A study published this month by JAMA looked at how long critically ill COVID-19 patients continue to suffer symptoms. The outlook was grim. Two months after onset of COVID-19, 87% reported symptoms, including fatigue (53.1%), shortness of breath (43.4%), and joint (27.3%) and chest pain (21.7%). We need more information on how long people will face these complications.

Woman in hospital bed

People with milder cases also suffer for a long time.

We have less information about patients who didn’t need to be hospitalized. One study, which has not undergone peer review, suggested 13% of telemedicine managed COVID-19 patients needed continued care 6 weeks after their illness.

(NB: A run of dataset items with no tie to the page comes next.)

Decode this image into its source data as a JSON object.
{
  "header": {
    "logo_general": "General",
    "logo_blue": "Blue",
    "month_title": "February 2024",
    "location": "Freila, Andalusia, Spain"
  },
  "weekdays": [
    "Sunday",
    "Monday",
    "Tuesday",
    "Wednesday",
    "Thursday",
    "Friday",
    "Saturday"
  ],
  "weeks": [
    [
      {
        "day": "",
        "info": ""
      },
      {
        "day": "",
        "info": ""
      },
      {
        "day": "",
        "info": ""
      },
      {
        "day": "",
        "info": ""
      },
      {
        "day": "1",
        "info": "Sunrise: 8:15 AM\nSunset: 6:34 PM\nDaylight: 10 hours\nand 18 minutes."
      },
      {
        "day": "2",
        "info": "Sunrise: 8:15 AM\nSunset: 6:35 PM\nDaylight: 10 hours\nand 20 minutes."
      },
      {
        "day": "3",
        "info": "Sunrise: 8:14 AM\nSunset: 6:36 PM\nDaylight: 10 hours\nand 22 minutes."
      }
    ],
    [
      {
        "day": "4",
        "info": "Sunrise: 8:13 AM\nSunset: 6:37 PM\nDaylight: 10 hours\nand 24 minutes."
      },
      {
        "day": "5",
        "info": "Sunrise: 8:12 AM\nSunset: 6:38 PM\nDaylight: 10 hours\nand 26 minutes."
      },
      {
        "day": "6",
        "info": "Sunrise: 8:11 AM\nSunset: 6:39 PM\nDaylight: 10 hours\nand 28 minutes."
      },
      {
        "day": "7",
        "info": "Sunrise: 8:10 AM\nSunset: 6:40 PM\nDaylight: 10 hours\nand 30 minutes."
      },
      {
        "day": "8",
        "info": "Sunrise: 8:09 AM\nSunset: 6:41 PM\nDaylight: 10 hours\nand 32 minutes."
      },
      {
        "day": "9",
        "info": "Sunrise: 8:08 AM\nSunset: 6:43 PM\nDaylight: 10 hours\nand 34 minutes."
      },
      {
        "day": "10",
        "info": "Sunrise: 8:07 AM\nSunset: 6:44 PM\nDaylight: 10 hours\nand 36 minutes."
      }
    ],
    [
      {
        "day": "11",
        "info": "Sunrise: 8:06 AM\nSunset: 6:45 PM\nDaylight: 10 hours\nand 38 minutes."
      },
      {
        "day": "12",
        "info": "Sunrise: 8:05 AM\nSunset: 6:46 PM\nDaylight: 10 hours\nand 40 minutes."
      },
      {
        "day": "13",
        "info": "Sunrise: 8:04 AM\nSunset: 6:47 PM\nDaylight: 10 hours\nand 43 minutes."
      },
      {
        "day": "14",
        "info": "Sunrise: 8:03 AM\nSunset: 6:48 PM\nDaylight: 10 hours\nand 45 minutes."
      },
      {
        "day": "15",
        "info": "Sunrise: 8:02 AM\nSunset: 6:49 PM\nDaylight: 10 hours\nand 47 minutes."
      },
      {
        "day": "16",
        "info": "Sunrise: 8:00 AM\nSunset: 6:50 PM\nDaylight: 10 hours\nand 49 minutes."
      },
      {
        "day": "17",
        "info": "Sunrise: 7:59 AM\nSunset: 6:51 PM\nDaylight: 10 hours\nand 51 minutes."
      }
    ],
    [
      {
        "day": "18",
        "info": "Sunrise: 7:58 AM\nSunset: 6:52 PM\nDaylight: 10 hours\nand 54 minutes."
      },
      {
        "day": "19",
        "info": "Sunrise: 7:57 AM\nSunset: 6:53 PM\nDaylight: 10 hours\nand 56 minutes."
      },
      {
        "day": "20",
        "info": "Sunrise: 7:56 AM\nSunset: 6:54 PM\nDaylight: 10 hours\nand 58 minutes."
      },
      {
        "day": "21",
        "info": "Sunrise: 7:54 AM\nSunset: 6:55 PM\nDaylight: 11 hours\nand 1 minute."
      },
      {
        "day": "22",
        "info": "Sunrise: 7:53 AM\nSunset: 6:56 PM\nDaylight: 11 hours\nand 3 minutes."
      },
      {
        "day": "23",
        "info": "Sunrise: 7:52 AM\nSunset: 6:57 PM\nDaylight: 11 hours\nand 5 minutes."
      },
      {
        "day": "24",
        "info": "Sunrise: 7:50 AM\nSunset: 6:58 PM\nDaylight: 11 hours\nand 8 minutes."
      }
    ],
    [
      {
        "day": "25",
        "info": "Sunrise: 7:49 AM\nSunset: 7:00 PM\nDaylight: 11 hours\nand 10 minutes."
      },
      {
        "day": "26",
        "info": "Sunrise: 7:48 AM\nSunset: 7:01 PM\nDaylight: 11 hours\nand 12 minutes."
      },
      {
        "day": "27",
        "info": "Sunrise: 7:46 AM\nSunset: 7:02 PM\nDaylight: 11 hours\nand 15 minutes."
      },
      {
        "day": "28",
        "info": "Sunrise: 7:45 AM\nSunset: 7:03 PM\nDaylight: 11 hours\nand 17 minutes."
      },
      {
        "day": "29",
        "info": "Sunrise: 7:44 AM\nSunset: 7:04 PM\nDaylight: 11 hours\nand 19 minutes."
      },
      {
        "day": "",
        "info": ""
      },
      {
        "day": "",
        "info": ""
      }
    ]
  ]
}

Long-term symptoms are common among both severe and mild illnesses:

  • A recent patient-led survey found more than 600 patients still had symptoms 50 days after their illness started.
  • More than two thirds did not have enough energy to be physically active like before.

The Atlantic magazine recently reported on social media groups devoted to people still recovering from COVID-19 three months after symptoms started.

It’s a new disease, and we are still learning.

We have a long way to go before we fully understand this disease. We don’t know how common these long-term complications are. Are they permanent? Will they just go away? It is still too early to tell. We need more research.

Meanwhile, you can take simple steps to protect not only you but also your family and neighbors: 

  • Wear a mask when you leave home. No shirt, no shoes, no mask? No service. 
  • Limit your interactions to a small circle of friends and family.
  • Stay close to home.
  • Keep gatherings small and outside if possible.
  • Fresh air and more physical distancing space can keep you safe.
  • Stay 6 feet apart from others.
  • Wash your hands, cover your cough, and keep up your best hygiene and sanitation.
  • Get tested if:
    • You think you were exposed.
    • You are a member of a heavily impacted community.
    • You are experiencing symptoms.

Protect your friends, your family, and yourself. Do your best to avoid getting COVID-19–and learning about its complication firsthand.